OG Isaiah Wynn, Georgia

6’3″ – 313 lbs. – 5.10e

Started one of eleven games as a jumbo tight end in his true freshman season, then eight games at left guard the following year before sliding over to left tackle for the final five games. Started twelve games at left guard in 2016, then all fifteen at left tackle this past season. Despite playing left tackle as a freshman and senior, is shorter than almost all offensive tackles at just under 6’3”; additionally, has very small hands and just average length, which is why he’s being projected to slide back inside at the next level. Very good drive blocker in the run game; the team often ran behind him, and he was also asked to cover ground in order to lead the way on tosses and other off-tackle runs. Was able to knock opposing defensive ends off-balance on contact, and does a good job of keeping his feet churning on contact to generate movement in a phone booth. Gets his arms extended and despite small hands, places them inside effectively and is able to sustain through the whistle. Lack of height work to his advantage in the run game in terms of winning the leverage battle. Has a nasty demeanor and works to finish his assignments. Able to block on angles and drive opponents inside, or seal one defender and climb to the second level to threaten linebackers when leading the way. Can overextend at times. Results in pass protection were impressive at the college level; projected inside more because of his physical limitations than because of any college struggles. Has a very strong lower body to anchor against power and stonewall bull rushers at the line of scrimmage. Impressive extension and grip strength allowed him to prevent pressure. Active with his feet. Keeps his head on a swivel and picks up the appropriate rusher against the blitz. Has some technical issues in his pass sets and kickslide that he was able to overcome with his power and grip strength in college, but may not be able to if asked to play tackle at the next level.
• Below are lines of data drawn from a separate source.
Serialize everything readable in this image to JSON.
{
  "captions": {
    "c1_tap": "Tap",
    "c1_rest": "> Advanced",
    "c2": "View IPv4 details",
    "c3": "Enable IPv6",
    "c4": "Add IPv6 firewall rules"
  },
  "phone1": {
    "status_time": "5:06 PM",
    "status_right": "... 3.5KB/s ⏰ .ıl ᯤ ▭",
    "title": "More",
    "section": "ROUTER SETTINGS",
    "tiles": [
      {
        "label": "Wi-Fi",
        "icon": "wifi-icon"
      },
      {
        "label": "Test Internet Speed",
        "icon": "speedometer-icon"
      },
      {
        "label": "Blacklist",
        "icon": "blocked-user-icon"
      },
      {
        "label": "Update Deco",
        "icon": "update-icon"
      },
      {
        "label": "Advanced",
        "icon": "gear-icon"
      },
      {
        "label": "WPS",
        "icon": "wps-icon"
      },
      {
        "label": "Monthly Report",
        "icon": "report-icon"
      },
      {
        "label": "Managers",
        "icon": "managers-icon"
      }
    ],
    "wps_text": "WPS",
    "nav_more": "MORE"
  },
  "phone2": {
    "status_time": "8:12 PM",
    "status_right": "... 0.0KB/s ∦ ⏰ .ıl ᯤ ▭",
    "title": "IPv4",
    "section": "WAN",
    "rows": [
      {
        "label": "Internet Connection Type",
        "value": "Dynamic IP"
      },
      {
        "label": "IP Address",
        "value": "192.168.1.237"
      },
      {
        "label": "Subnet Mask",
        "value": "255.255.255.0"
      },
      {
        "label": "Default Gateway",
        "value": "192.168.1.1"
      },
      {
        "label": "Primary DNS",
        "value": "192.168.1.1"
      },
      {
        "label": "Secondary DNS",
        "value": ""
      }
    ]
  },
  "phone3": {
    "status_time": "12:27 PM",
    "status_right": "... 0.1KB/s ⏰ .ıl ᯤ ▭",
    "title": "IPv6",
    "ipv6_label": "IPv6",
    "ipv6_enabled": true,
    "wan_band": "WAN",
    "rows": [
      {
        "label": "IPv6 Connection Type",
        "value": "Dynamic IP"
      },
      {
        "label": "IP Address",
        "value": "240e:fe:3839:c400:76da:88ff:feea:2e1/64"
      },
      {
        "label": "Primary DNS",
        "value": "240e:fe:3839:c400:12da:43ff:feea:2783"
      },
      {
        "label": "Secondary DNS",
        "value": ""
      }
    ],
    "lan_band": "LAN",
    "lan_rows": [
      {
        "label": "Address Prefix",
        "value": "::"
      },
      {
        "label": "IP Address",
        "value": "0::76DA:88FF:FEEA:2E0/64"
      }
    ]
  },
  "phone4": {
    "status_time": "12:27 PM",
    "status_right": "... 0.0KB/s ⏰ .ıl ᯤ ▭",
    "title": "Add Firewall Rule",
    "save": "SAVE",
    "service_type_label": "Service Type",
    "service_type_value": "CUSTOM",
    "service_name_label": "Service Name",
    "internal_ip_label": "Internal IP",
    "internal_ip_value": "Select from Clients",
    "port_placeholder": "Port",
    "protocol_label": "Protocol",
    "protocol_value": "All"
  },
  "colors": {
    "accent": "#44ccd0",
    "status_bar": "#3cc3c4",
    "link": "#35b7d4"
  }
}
Tends to play a little bit upright, rather than bending his knees and getting into his seat. Kickslide doesn’t cover much ground; relies more on his bulk to create a natural obstacle and anchor against opponents than on his ability to get depth and protect the edge. Coming as he does with three years of impressive SEC starting experience at both left tackle and left guard, stands a good chance of being one of the first interior offensive linemen off the board.